Dans une publication sur sa page Facebook intitulée « Le Sahara occidental et la diplomatie des deals à la Trump », Rahabi a qualifié cette initiative – « difficile à définir » – de « singulière », soulignant que l’Algérie n’a pas officiellement pris part à ce qu’il considère comme une suractivité diplomatique du président Trump, fondée sur la logique des transactions.

Ce qui semble être un rapprochement entre l’Algérie et le Maroc, poursuit l’ancien ministre de la Communication, n’est en réalité qu’une opération d’influence coordonnée entre les États-Unis, la France et le Royaume-Uni au sein du Conseil de sécurité, devenu, selon lui, un instrument servant à consolider leurs positions, notamment sur la question du Sahara occidental.

Rahabi estime que ces trois puissances ont proposé un texte de résolution permettant au Conseil de transférer la souveraineté sahraouie à la puissance occupante, en le présentant comme un gage de normalisation entre l’Algérie et le Maroc.
Dans son analyse politique, il relie ces dynamiques à une logique néocoloniale, et dénonce une manœuvre visant à présenter faussement l’Algérie comme partie prenante dans un processus où elle n’a aucun intérêt, sinon celui d’apparaître soumise à des pressions extérieures.

Le diplomate ajoute que Paris, « cerveau politique et financier du plan d’autonomie marocain », œuvre actuellement à le reformuler pour le rendre comparable au modèle de la Nouvelle-Calédonie, où un référendum populaire détermine le choix entre indépendance et autonomie dans le cadre de la souveraineté française.

Quant aux Britanniques, qui ont longtemps défendu le droit à l’autodétermination, Rahabi estime qu’ils sont « prisonniers de leur propre histoire », ce qui les conduit, comme la Russie récemment, à considérer qu’une large autonomie pourrait constituer une forme d’expression du droit à l’autodétermination.

Il rappelle, à ce propos, que le concept d’« autonomie élargie » a refait surface récemment, à la suite de déclarations concernant le document présenté par le Front Polisario au Conseil de sécurité, avant la séance consacrée au vote d’un projet de résolution sur le Sahara occidental, exprimant sa disposition à engager des négociations directes avec le Maroc, qualifié de puissance occupante.

Rahabi cite également l’exemple de Gibraltar, « territoire historiquement espagnol inscrit depuis 1946 sur la liste des territoires non autonomes des Nations unies », qui, selon lui, devrait légitimement bénéficier de ce changement dans la doctrine diplomatique britannique.

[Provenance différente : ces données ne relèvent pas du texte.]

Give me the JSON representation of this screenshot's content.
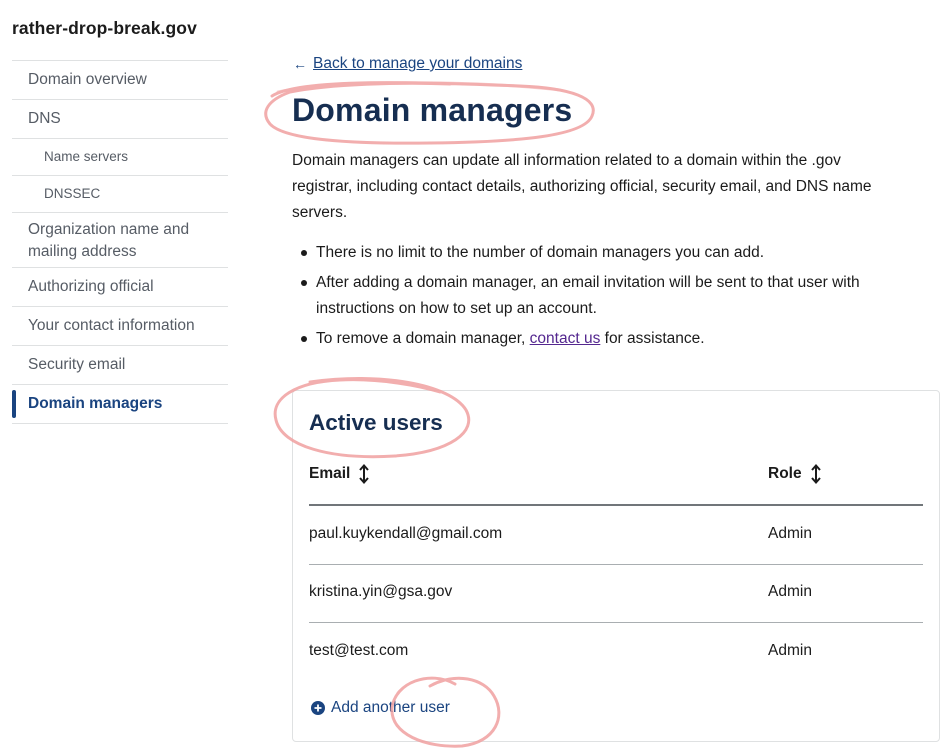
{
  "site": {
    "domain_name": "rather-drop-break.gov"
  },
  "sidebar": {
    "items": [
      {
        "label": "Domain overview"
      },
      {
        "label": "DNS"
      },
      {
        "label": "Name servers"
      },
      {
        "label": "DNSSEC"
      },
      {
        "label": "Organization name and mailing address"
      },
      {
        "label": "Authorizing official"
      },
      {
        "label": "Your contact information"
      },
      {
        "label": "Security email"
      },
      {
        "label": "Domain managers"
      }
    ]
  },
  "main": {
    "back_link": "Back to manage your domains",
    "title": "Domain managers",
    "intro": "Domain managers can update all information related to a domain within the .gov registrar, including contact details, authorizing official, security email, and DNS name servers.",
    "bullets": [
      "There is no limit to the number of domain managers you can add.",
      "After adding a domain manager, an email invitation will be sent to that user with instructions on how to set up an account."
    ],
    "remove_note": {
      "before": "To remove a domain manager, ",
      "link": "contact us",
      "after": " for assistance."
    }
  },
  "active_users": {
    "title": "Active users",
    "columns": {
      "email": "Email",
      "role": "Role"
    },
    "rows": [
      {
        "email": "paul.kuykendall@gmail.com",
        "role": "Admin"
      },
      {
        "email": "kristina.yin@gsa.gov",
        "role": "Admin"
      },
      {
        "email": "test@test.com",
        "role": "Admin"
      }
    ],
    "add_label": "Add another user"
  },
  "icons": {
    "back": "arrow-left-icon",
    "sort": "sort-arrows-icon",
    "add": "add-circle-icon"
  },
  "colors": {
    "primary": "#1a4480",
    "heading": "#162e51",
    "visited_link": "#54278f",
    "border": "#dfe1e2",
    "annotation": "#f0a0a0"
  }
}
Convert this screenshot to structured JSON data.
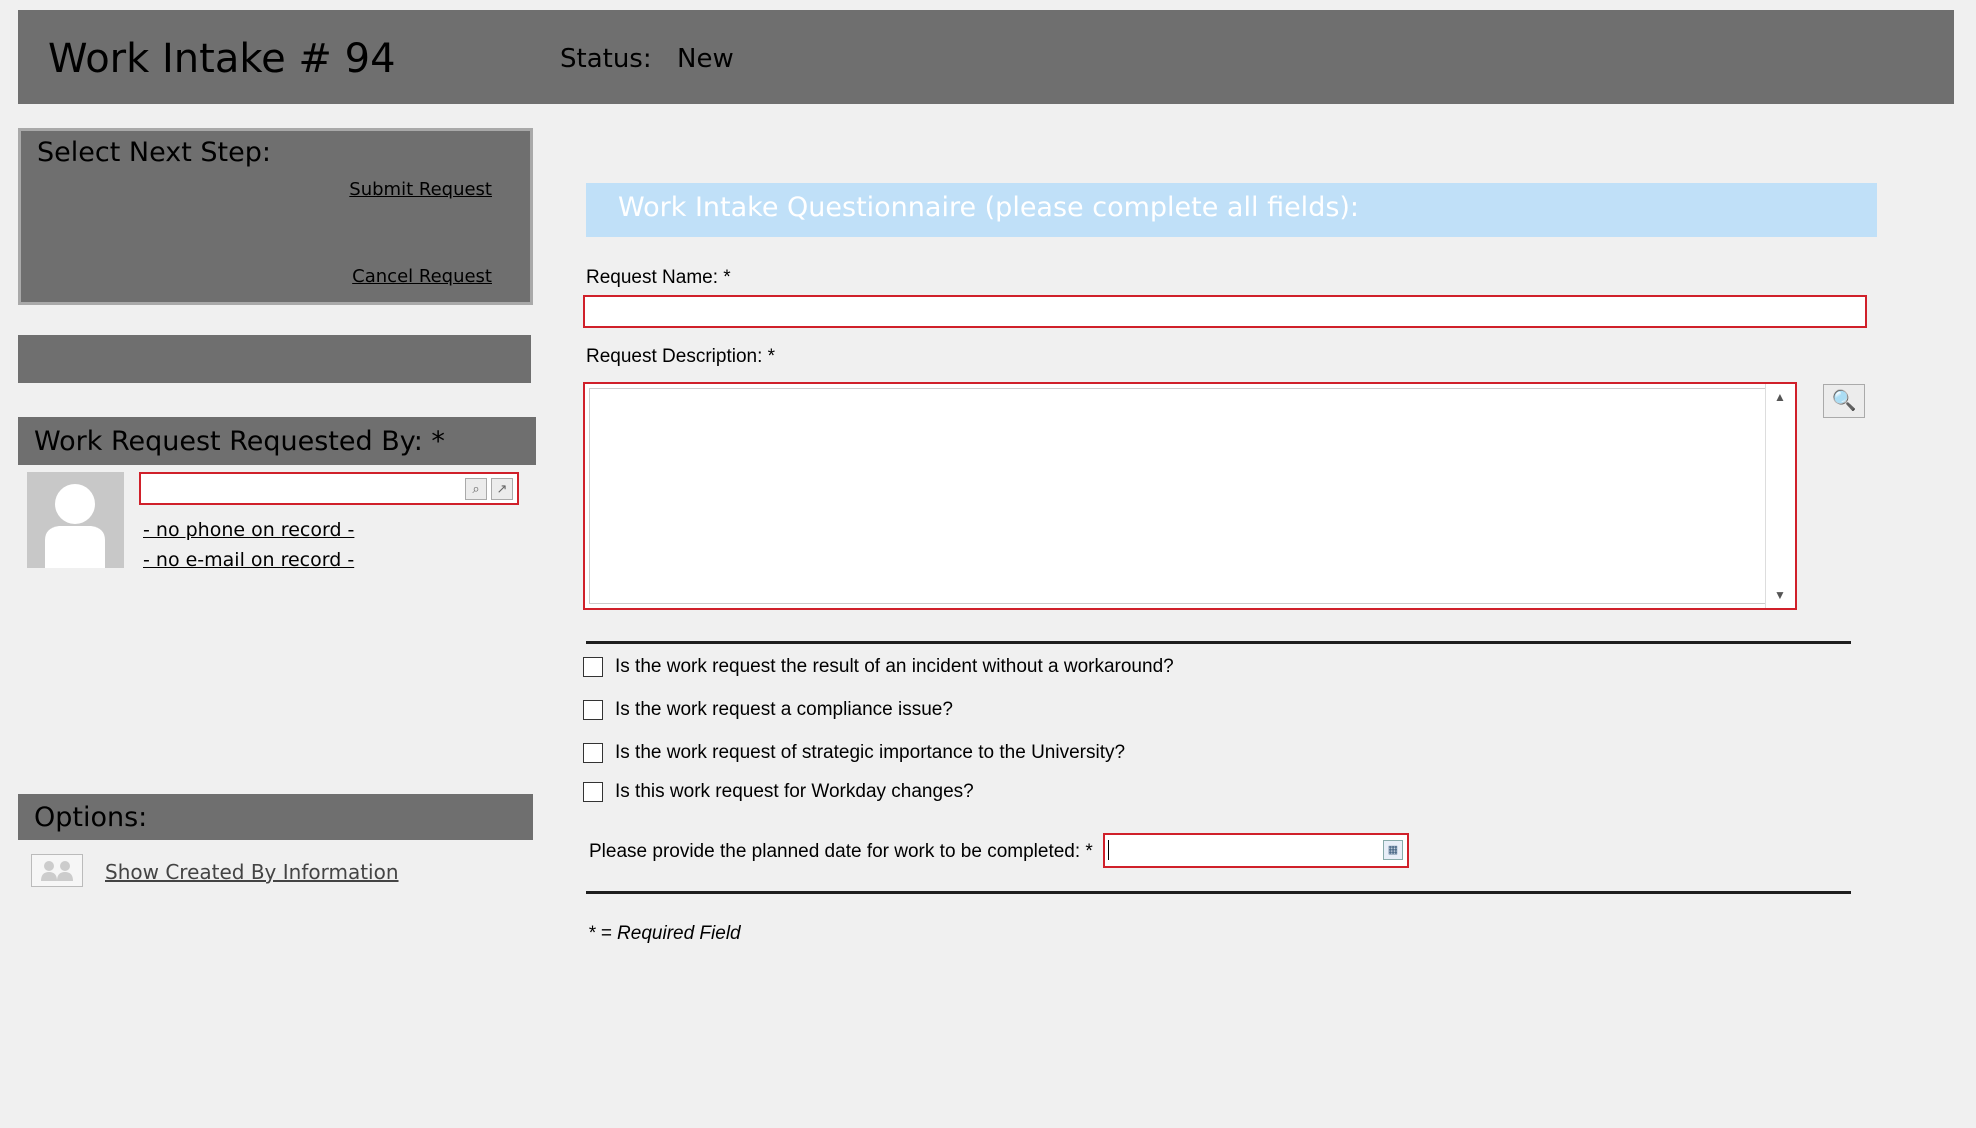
{
  "header": {
    "title": "Work Intake # 94",
    "status_label": "Status:",
    "status_value": "New"
  },
  "next_step": {
    "title": "Select Next Step:",
    "submit_label": "Submit Request",
    "cancel_label": "Cancel Request"
  },
  "requested_by": {
    "title": "Work Request Requested By: *",
    "input_value": "",
    "phone": "- no phone on record -",
    "email": "- no e-mail on record -"
  },
  "options": {
    "title": "Options:",
    "created_by_label": "Show Created By Information"
  },
  "questionnaire": {
    "title": "Work Intake Questionnaire (please complete all fields):",
    "request_name_label": "Request Name: *",
    "request_name_value": "",
    "request_description_label": "Request Description: *",
    "request_description_value": "",
    "questions": [
      {
        "label": "Is the work request the result of an incident without a workaround?",
        "checked": false
      },
      {
        "label": "Is the work request a compliance issue?",
        "checked": false
      },
      {
        "label": "Is the work request of strategic importance to the University?",
        "checked": false
      },
      {
        "label": "Is this work request for Workday changes?",
        "checked": false
      }
    ],
    "planned_date_label": "Please provide the planned date for work to be completed: *",
    "planned_date_value": "",
    "required_note": "* = Required Field"
  },
  "icons": {
    "lookup": "lookup-icon",
    "open": "open-external-icon",
    "zoom": "magnifier-icon",
    "calendar": "calendar-icon",
    "people": "people-icon",
    "avatar": "user-silhouette-icon"
  },
  "colors": {
    "panel": "#6f6f6f",
    "required_border": "#d0202a",
    "questionnaire_header": "#c0e0f8",
    "background": "#f0f0f0"
  }
}
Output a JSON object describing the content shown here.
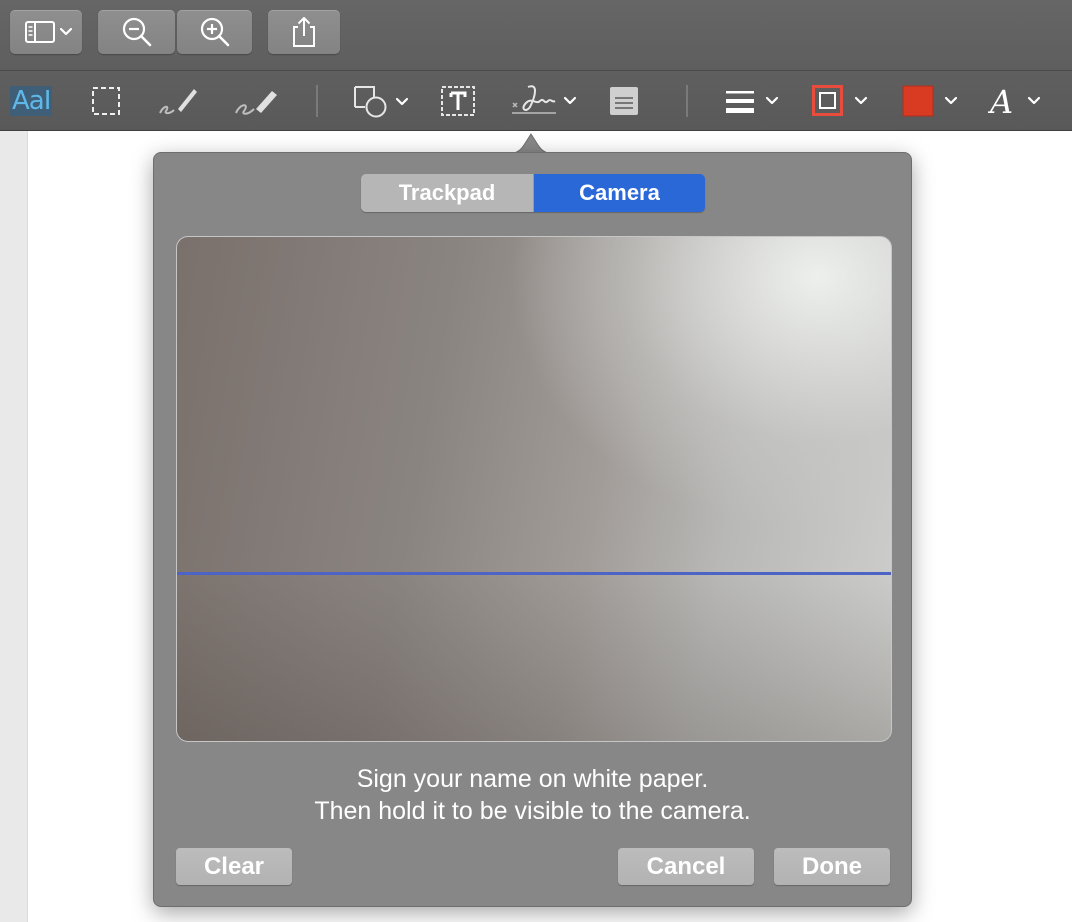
{
  "toolbar": {
    "icons": [
      "sidebar-icon",
      "chevron-down-icon",
      "zoom-out-icon",
      "zoom-in-icon",
      "share-icon"
    ]
  },
  "markup": {
    "text_tool_label": "AaI",
    "tools": [
      "text-selection-icon",
      "rectangular-selection-icon",
      "sketch-icon",
      "draw-icon",
      "shapes-icon",
      "text-box-icon",
      "sign-icon",
      "note-icon",
      "line-style-icon",
      "border-color-icon",
      "fill-color-icon",
      "text-style-icon"
    ],
    "fill_color": "#d83a22",
    "border_color": "#e74c3c",
    "accent_text_color": "#5fb8e8"
  },
  "signature_popover": {
    "tabs": [
      {
        "label": "Trackpad",
        "selected": false
      },
      {
        "label": "Camera",
        "selected": true
      }
    ],
    "instruction_line1": "Sign your name on white paper.",
    "instruction_line2": "Then hold it to be visible to the camera.",
    "clear_label": "Clear",
    "cancel_label": "Cancel",
    "done_label": "Done",
    "selected_color": "#2a67d7"
  }
}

Il ajoute que les États-Unis ont cette fois déployé tous leurs efforts pour présenter la question sahraouie comme un conflit algéro-marocain et pour conférer une légitimité à l’occupation du Sahara occidental.
Washington chercherait ainsi à stabiliser son allié marocain, allant jusqu’à envisager d’offrir au Front Polisario une autonomie élargie ou même une partie de ses territoires historiques, sans consultation du peuple sahraoui.

Rahabi attribue cette initiative américaine à l’inquiétude croissante de Washington face à la montée de la présence russe et chinoise multiforme en Afrique.
Ne pouvant compter sur les moyens limités de ses alliés africains sur la façade atlantique, les États-Unis chercheraient à renforcer leur présence dans la région du Sahel, vaste zone en proie à l’anarchie, aux troubles et à une menace terroriste persistante.

Enfin, Rahabi juge irréaliste d’espérer résoudre les problèmes de l’Afrique du Nord selon les mêmes approches que celles appliquées au Moyen-Orient, déclarant :

« Il est difficile de croire que les problèmes de notre région seront réglés sur le modèle du Moyen-Orient — avec des équilibres précaires, des promesses financières, des annonces diplomatiques et des déclarations ronflantes — sans négociations directes et inconditionnelles, sous l’égide des Nations unies, entre le Polisario et le Maroc. »

Et de conclure : selon lui, aucune solution juste, durable et définitive à la question sahraouie ne saurait émerger de telles conceptions.